Şam şehrinde medfun bulunan Evliyadan Seyyid Muhammed Şah ”rahmetullahi aleyh“, bir sohbetinde;
- Kardeşlerim, Rabbimize candan teşekkür ederek, minnet ile ibadet yapmalı, tam teslim olarak, emirleri yapmaya ve yasaklardan kaçınmaya çalışmalıyız, buyurdu.
Ve ekledi:
- Allahü teâlâ hiçbir şeye muhtaç olmadığı halde, kullarını emir ve yasaklar vermekle şereflendirdi.
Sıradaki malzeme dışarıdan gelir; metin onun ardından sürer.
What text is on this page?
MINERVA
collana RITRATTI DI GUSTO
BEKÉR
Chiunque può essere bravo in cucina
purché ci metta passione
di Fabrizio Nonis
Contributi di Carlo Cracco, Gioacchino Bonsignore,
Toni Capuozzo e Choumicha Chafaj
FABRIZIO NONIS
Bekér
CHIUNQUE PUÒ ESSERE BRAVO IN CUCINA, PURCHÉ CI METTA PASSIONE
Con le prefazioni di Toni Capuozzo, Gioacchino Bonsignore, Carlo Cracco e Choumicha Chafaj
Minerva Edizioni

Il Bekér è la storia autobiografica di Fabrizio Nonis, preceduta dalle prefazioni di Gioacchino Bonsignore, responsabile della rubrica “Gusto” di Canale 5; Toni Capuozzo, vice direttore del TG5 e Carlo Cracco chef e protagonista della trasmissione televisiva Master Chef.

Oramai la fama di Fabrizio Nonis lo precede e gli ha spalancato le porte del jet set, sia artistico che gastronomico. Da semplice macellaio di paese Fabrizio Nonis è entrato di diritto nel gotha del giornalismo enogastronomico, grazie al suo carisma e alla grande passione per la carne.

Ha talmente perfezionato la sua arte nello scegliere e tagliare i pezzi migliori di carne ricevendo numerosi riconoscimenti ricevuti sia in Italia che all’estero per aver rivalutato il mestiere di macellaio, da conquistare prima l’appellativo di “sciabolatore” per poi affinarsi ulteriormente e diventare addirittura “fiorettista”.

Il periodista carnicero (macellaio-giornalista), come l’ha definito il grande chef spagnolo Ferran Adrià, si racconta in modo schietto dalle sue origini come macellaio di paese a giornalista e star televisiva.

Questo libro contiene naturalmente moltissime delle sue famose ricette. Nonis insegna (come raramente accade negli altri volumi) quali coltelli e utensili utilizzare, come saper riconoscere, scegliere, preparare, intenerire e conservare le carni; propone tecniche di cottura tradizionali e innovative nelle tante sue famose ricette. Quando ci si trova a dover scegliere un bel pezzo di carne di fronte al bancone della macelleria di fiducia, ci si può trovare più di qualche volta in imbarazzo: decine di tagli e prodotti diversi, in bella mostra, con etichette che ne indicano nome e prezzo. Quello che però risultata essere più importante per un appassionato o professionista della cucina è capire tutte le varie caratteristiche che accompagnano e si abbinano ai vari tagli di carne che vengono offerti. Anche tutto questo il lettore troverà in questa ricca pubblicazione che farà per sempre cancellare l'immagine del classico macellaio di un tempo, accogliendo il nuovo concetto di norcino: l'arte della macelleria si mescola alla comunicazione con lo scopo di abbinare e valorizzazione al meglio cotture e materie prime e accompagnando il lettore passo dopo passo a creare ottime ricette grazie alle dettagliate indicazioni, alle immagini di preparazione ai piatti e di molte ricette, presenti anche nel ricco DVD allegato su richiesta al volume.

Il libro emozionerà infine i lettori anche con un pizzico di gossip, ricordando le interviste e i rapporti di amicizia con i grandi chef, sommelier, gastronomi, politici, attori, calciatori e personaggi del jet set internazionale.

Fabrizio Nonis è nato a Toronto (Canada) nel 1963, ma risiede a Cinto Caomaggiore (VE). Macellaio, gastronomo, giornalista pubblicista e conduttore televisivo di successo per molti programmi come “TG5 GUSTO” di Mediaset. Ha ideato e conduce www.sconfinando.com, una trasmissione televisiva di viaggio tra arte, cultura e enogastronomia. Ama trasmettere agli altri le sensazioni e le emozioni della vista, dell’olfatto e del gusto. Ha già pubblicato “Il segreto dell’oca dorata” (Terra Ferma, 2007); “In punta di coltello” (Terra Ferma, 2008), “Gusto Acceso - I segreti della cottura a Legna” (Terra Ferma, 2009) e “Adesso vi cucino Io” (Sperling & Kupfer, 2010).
Her şeye muhtaç olan biz kulların, bu büyük ihsana, bol bol teşekkür etmemiz lazımdır.
Sordular:
- Ona nasıl teşekkür edilir efendim?
- Onun emirlerine sarılarak ve yasak ettiklerinden sakınmak suretiyle, buyurdu.
Ve şöyle devam etti:
- Kardeşlerim, dünyada biri, mevki, rütbe sahibi olsa, emrinde bulunanlardan birine, mühim bir vazife verse, bu vazifenin yapılmasında, emir verene de fayda olduğu halde, bu işçi, bu vazifeye ne kadar çok önem ve kıymet verir değil mi?
- Evet efendim.
- Bu vazifeyi, bana büyük bir zat verdi, diye öğünür ve seve seve, zevk ile yapmaya çalışır değil mi?
- Tabii hocam.
- Yazıklar olsun! Allahü teâlânın büyüklüğü, yüksekliği, bu kimsenin büyüklüğü kadar değil midir de, İslam dininin istediklerini yapmaya böyle çalışılmıyor. Allahü teâlânın emirleri vazife bilinmiyor ve “Vazife mukaddestir! Önce vazife, sonra namaz” gibi şeyler deniyor. Halbuki, Allahü teâlânın emirleri birinci vazife olmak lazımdır.
En iyi insan kimdir?
Bu zat, bir gün de sordu sevdiklerine:
- “En iyi insan” kimdir, biliyor musunuz?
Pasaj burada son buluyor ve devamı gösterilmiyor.